Methods: A purposive sample was gathered via hospice agencies based on four criteria: (1) currently receiving hospice care, (2) 50 years of age or older, (3) African American, and (4) deemed by their nurse, social worker or chaplain as mentally competent to participate. In-depth, face to face interviews were conducted with 28 respondents (14 females and 14 males, age ranging from 50 to 101 with a mean of 69) using a semi-structured survey. Each interview was audiotaped and transcribed. Data from the transcripts were analyzed using qualitative content analysis (Hsieh & Shannon, 2005) to search for themes across the interviews. Three researchers independently read and coded transcripts, compared the coding and, after multiple discussions about any discrepancy, reached full consensus on the coding results.
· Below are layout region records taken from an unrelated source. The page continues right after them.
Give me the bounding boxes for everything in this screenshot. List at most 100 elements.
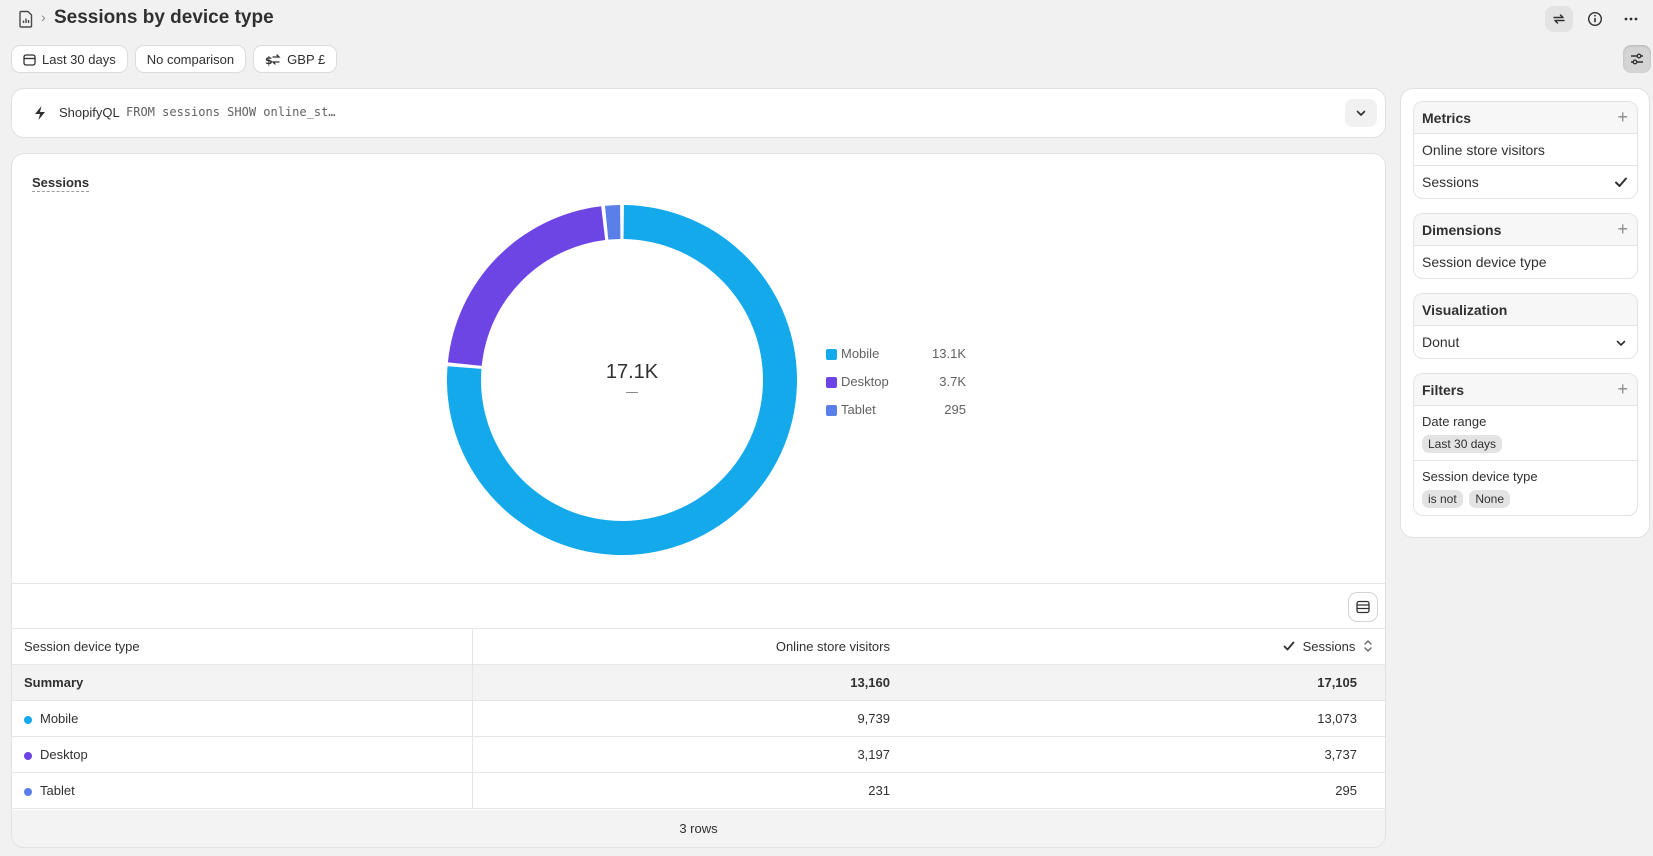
filter-date-range[interactable]: Date range Last 30 days: [1414, 406, 1637, 461]
row-label-cell: Tablet: [12, 772, 473, 809]
chart-card: Sessions 17.1K Mobile 13.1K Desktop 3.7K…: [12, 154, 1385, 847]
row-label: Desktop: [40, 747, 88, 762]
dimension-item-session-device-type[interactable]: Session device type: [1414, 246, 1637, 278]
metric-item-sessions[interactable]: Sessions: [1414, 166, 1637, 198]
currency-button[interactable]: $ GBP £: [254, 46, 337, 72]
legend-label: Mobile: [841, 346, 880, 361]
comparison-label: No comparison: [146, 51, 235, 67]
metric-label: Online store visitors: [1422, 142, 1545, 158]
row-label: Mobile: [40, 711, 79, 726]
row-label: Tablet: [40, 783, 75, 798]
table-toolbar: [12, 583, 1385, 628]
filter-label: Date range: [1422, 414, 1487, 429]
toggle-table-button[interactable]: [1349, 593, 1377, 621]
filters-title: Filters: [1422, 382, 1465, 398]
legend-label: Desktop: [841, 374, 889, 389]
page-title: Sessions by device type: [54, 7, 274, 28]
metrics-title: Metrics: [1422, 110, 1472, 126]
donut-total-value: 17.1K: [605, 361, 659, 383]
column-header-sessions-label: Sessions: [1302, 639, 1356, 654]
series-dot: [24, 715, 32, 724]
info-button[interactable]: [1581, 6, 1609, 32]
legend-item-desktop[interactable]: Desktop 3.7K: [826, 372, 966, 400]
row-visitors: 231: [472, 772, 902, 809]
editor-settings-button[interactable]: [1623, 45, 1651, 73]
summary-label: Summary: [12, 664, 473, 701]
series-dot: [24, 787, 32, 796]
add-dimension-icon[interactable]: +: [1617, 219, 1628, 239]
filter-operator-chip[interactable]: is not: [1422, 490, 1463, 508]
visualization-header: Visualization: [1414, 294, 1637, 326]
table-row: Desktop 3,197 3,737: [12, 736, 1385, 773]
info-icon: [1587, 11, 1603, 27]
table-icon: [1356, 600, 1370, 614]
currency-exchange-icon: $: [265, 54, 281, 66]
calendar-icon: [23, 53, 36, 66]
filters-section: Filters + Date range Last 30 days Sessio…: [1413, 373, 1638, 516]
legend-item-mobile[interactable]: Mobile 13.1K: [826, 344, 966, 372]
column-header-visitors[interactable]: Online store visitors: [472, 628, 902, 665]
visualization-selected: Donut: [1422, 334, 1460, 350]
visualization-title: Visualization: [1422, 302, 1508, 318]
legend-swatch: [826, 377, 837, 388]
add-filter-icon[interactable]: +: [1617, 379, 1628, 399]
donut-total-dash: [626, 392, 638, 393]
date-range-label: Last 30 days: [42, 51, 116, 67]
refresh-button[interactable]: [1545, 6, 1573, 32]
row-label-cell: Mobile: [12, 700, 473, 737]
row-visitors: 3,197: [472, 736, 902, 773]
top-bar: › Sessions by device type: [0, 0, 1653, 38]
legend-label: Tablet: [841, 402, 876, 417]
dimensions-title: Dimensions: [1422, 222, 1502, 238]
filter-bar: Last 30 days No comparison $ GBP £: [12, 46, 337, 72]
filter-value-chip[interactable]: None: [1469, 490, 1510, 508]
metrics-header: Metrics +: [1414, 102, 1637, 134]
legend-value: 295: [944, 402, 966, 417]
visualization-select[interactable]: Donut: [1414, 326, 1637, 358]
summary-sessions: 17,105: [902, 664, 1385, 701]
dimension-label: Session device type: [1422, 254, 1547, 270]
chart-title[interactable]: Sessions: [32, 175, 90, 192]
sort-icon[interactable]: [1363, 639, 1373, 653]
row-sessions: 13,073: [902, 700, 1385, 737]
svg-text:$: $: [265, 54, 273, 66]
series-dot: [24, 751, 32, 760]
legend-value: 13.1K: [932, 346, 966, 361]
more-actions-button[interactable]: [1617, 6, 1645, 32]
column-header-visitors-label: Online store visitors: [775, 639, 890, 654]
row-sessions: 295: [902, 772, 1385, 809]
summary-visitors: 13,160: [472, 664, 902, 701]
sliders-icon: [1631, 53, 1643, 65]
dimensions-header: Dimensions +: [1414, 214, 1637, 246]
legend-swatch: [826, 405, 837, 416]
legend-value: 3.7K: [939, 374, 966, 389]
metric-label: Sessions: [1422, 174, 1479, 190]
column-header-sessions[interactable]: Sessions: [902, 628, 1385, 665]
row-count: 3 rows: [12, 810, 1385, 847]
chevron-down-icon: [1616, 340, 1626, 346]
donut-slice-tablet[interactable]: [604, 205, 621, 240]
filter-label: Session device type: [1422, 469, 1538, 484]
row-label-cell: Desktop: [12, 736, 473, 773]
add-metric-icon[interactable]: +: [1617, 107, 1628, 127]
filter-session-device-type[interactable]: Session device type is not None: [1414, 461, 1637, 515]
editor-sidebar: Metrics + Online store visitors Sessions…: [1401, 89, 1649, 537]
legend-item-tablet[interactable]: Tablet 295: [826, 400, 966, 428]
filter-value-chip[interactable]: Last 30 days: [1422, 435, 1503, 453]
table-row: Mobile 9,739 13,073: [12, 700, 1385, 737]
donut-slice-desktop[interactable]: [447, 206, 606, 366]
table-summary-row: Summary 13,160 17,105: [12, 664, 1385, 701]
visualization-section: Visualization Donut: [1413, 293, 1638, 359]
query-card: ShopifyQL FROM sessions SHOW online_st…: [12, 89, 1385, 137]
report-file-icon[interactable]: [18, 10, 34, 28]
metric-item-online-store-visitors[interactable]: Online store visitors: [1414, 134, 1637, 166]
refresh-icon: [1553, 14, 1565, 24]
comparison-button[interactable]: No comparison: [135, 46, 246, 72]
chevron-down-icon: [1356, 110, 1366, 116]
check-icon: [1283, 641, 1295, 651]
filters-header: Filters +: [1414, 374, 1637, 406]
date-range-button[interactable]: Last 30 days: [12, 46, 127, 72]
query-code[interactable]: FROM sessions SHOW online_st…: [126, 105, 336, 119]
column-header-dimension[interactable]: Session device type: [12, 628, 473, 665]
expand-query-button[interactable]: [1345, 99, 1377, 127]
Results: Themes that arose from the content analysis are: 1) dying at home, 2) independent decision-making, 3) autonomy in daily life, 4) unwillingness to be a burden to their loved ones, 5) open communication with health care providers, 6) receipt of social support, 7) respectful and caring attitude from healthcare providers, and 8) dependability of healthcare providers. Some respondents expressed dissatisfactions with the level of open communication with, and dependability of, their hospice care workers; however, congruence between the respondents’ preferences and hospice service received was seen in all of the other themes.

Implications: The findings of this study have important implications for social work practice in hospice care settings. Hospice social workers may assess patients’ preferences in such areas as reported in this study to work not only with the patient but also with hospice team members to ensure that services are provided in a way the patient’s preferences are met. Interdisciplinary team meetings could serve as a forum for discussion of such preferences and how to translate them into respectful care for patients. A focus on respecting the cultural and value-based preferences of terminally ill African Americans may enhance the experience of dying with hospice care services for these individuals and their family members and expand the use of hospice care services by African Americans.